Deux éléments essentiels dessinent le terrain de l’influence :
- La légitimité : elle passe par l’expertise acquise au travers de l’expérience ainsi que par les compétences techniques et humaines. Sans cette légitimité le manager aura des difficultés à convaincre ses différents partenaires du bien fondé d’un projet ou d’une proposition innovante : nous sommes bien là sur le champ du management
- Le pouvoir des émotions : l’intelligence émotionnelle est l’une des caractéristiques des grands leaders. Elle offre en effet des clefs que l’intellect ne peut fournir. Une intelligence cognitive développée permet d’identifier ses émotions, de les maîtriser et, ainsi, de les utiliser de façon positive pour influencer et convaincre : nous sommes bien là sur le champ du leadership.

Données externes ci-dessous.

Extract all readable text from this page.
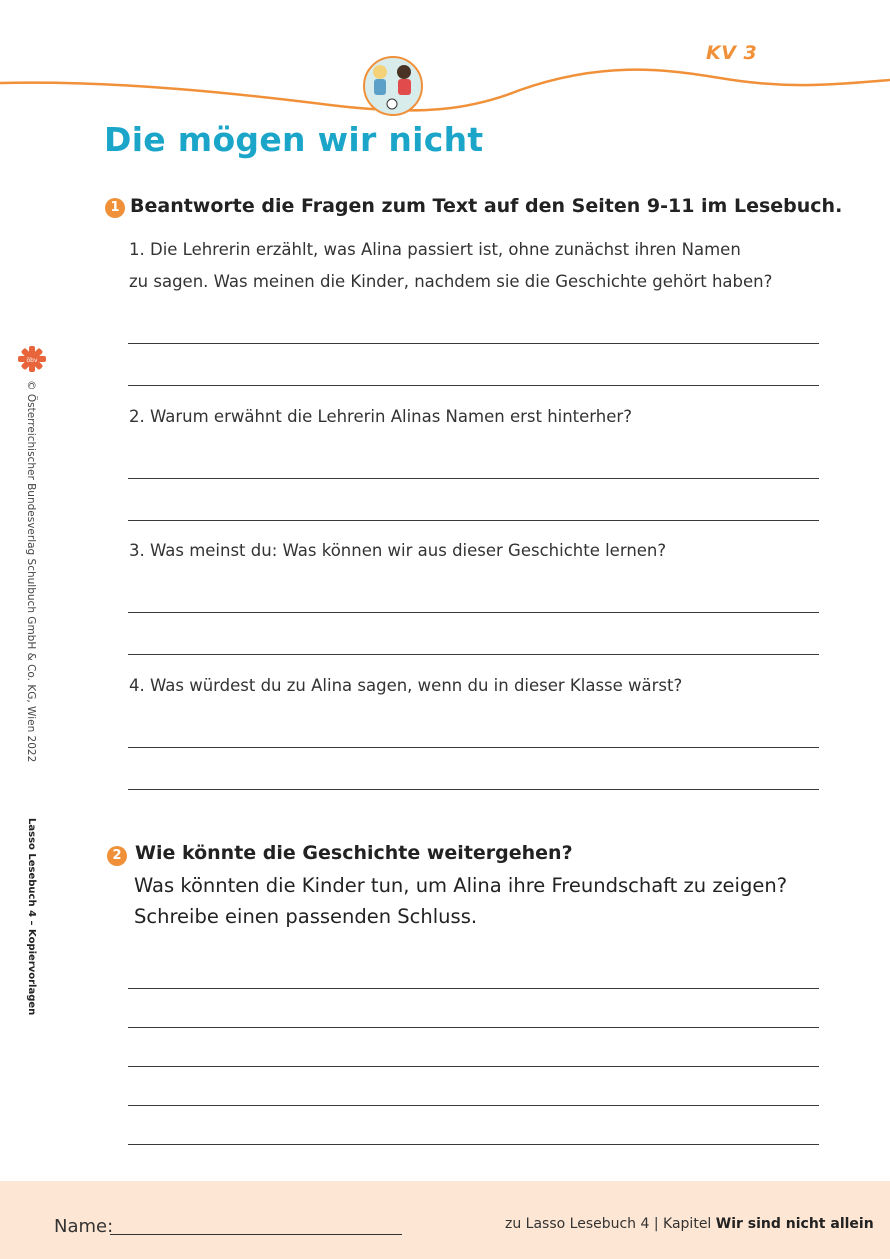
KV 3
Die mögen wir nicht
öbv
© Österreichischer Bundesverlag Schulbuch GmbH & Co. KG, Wien 2022
Lasso Lesebuch 4 – Kopiervorlagen
1 Beantworte die Fragen zum Text auf den Seiten 9-11 im Lesebuch.
1. Die Lehrerin erzählt, was Alina passiert ist, ohne zunächst ihren Namen
zu sagen. Was meinen die Kinder, nachdem sie die Geschichte gehört haben?
2. Warum erwähnt die Lehrerin Alinas Namen erst hinterher?
3. Was meinst du: Was können wir aus dieser Geschichte lernen?
4. Was würdest du zu Alina sagen, wenn du in dieser Klasse wärst?
2 Wie könnte die Geschichte weitergehen?
Was könnten die Kinder tun, um Alina ihre Freundschaft zu zeigen?
Schreibe einen passenden Schluss.
Name:	zu Lasso Lesebuch 4 | Kapitel Wir sind nicht allein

À ces deux piliers de l’influence, il faut ajouter la maîtrise de la communication aussi bien pour le manager que pour le leader. Asseoir son influence nécessite (pour l’un comme pour l’autre) de connaître et de maîtriser les codes d’une communication « efficace » reposant aussi bien sur les mécanismes verbaux que non verbaux. L’adhésion au projet porté par le manager comme le leader ne se fera pas sans une compréhension préalable ; une communication non maîtrisée provoque des quiproquos, des malentendus ou des « dialogues de sourd » facteurs de résistance ou d’opposition.
Conclusion
Sans la légitimité de l’autorité du manager organisation peut rencontrer des difficultés pour remplir sa mission. Toutefois, il est « naturel » que certaines personnes ou certains groupes cherchent à s’opposer aux autorités officiellement mises en place voire tentent de se substituer à ces autorités. C’est pourquoi le management seul peut être empêché s’il n’est pas accompagné du leadership.
Le pouvoir d’influence est considéré comme légitime lorsque que les personnes reconnaissent à celui ou à celle qui l’exerce le droit de commander autrement dit lorsque que les personnes reconnaissent son leadership. Dans le cas contraire, le pouvoir d’influence reste un attribut sans efficacité dans la mesure où son titulaire s’expose à la contestation plutôt qu’à l’acceptation.